Here’s the thing: I rarely respond to comments. It’s a sense of my own smallness that leads me to stay quiet. Why would anyone click on the comments twice (on the chance that there may be a response)? I know very important to me people who never click on comments, on Ocean or elsewhere. Twice would be over the top.
Still, it feels rude. And inaccurate. In my head, I always have a response.
Then along comes a low news day, where the only events had to do with work and where the weather outside continues to be absolutely despicable: something to endure, without pause or feeling.
…and I’m thinking: let’s turn to the comments and forget about any other reference to April 10th.
So, pulling out these from the last few days, here are a few thoughts:
My mother once said 'I love the ocean! It's always going somewhere....'
If my house had been by the sea, I may have never sold it. I write this having never lived by the sea. But looking out at it makes the mess in my head seem tiny. In a good way. (By comparison, looking out at the cosmos makes me feel too tiny.)
Lee I. wrote:
I'll be on Air France in May and again in June/July. Hmmmm. Wonder if we'll cross paths.
There is much dispute as to how far and how frequently I’ll be crossing the ocean this spring. One thing is certain – if you’re on the Chicago – Paris flight on May 15th, do wave: I'll be sitting next to the guy with the feet that stick out into the aisle.
Am I a terrible person if I never turn off my Blackberry simply because I know that nothing bad is going to happen [in flight]?
No you are not. But I have to say that I am greatly influenced by an NPR story of some years back where a reporter investigated the possible hazards of using cellular technology in the air and found none. Of course, that was then and perhaps things have changed. Still, I would bet that of the, say, 300 passengers crammed into 280 seats, barely half turn off all their technologies. And yet, judging from the news, if we’re going to crash, it’ll be because the airlines (and not the passengers) are not attending to their wiring.
Isn't it awesome how they do that decorative stuff with the foam? This one [referencing the coffee mug below] looks like a dancer or dervish.
You too? I always look at patterns and give them human form. I have some scary stuff on my shower wall. Hollow eyes of very tormented persons. (I blame it on the long winter.)

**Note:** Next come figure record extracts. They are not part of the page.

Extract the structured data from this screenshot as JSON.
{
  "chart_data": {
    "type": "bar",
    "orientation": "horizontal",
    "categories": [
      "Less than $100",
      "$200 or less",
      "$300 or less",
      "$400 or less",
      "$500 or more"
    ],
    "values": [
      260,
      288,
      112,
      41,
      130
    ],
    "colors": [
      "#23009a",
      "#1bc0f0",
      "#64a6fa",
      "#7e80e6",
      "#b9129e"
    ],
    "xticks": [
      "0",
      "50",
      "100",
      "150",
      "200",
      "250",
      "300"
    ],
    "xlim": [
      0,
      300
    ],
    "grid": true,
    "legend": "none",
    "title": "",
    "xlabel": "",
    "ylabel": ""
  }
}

Dande writes [also about the photo of the coffee mug]:
It is as stylish as a 1930s era poster by the brilliant designer A. M. Cassandre
That’s supremely nice. And it conjures up my own associations with Cassandre: a triplet of posters in the Paris Metro many decades ago, advertising that lovely, slightly bitter aperitif: Du… (clatter clatter, next poster:) Dubon… (clatter clatter and finally:) Dubonnet. Oh, could I go for a Dubonnet at the end of this cold, miserably cold and wet day! (With a twist, on ice.)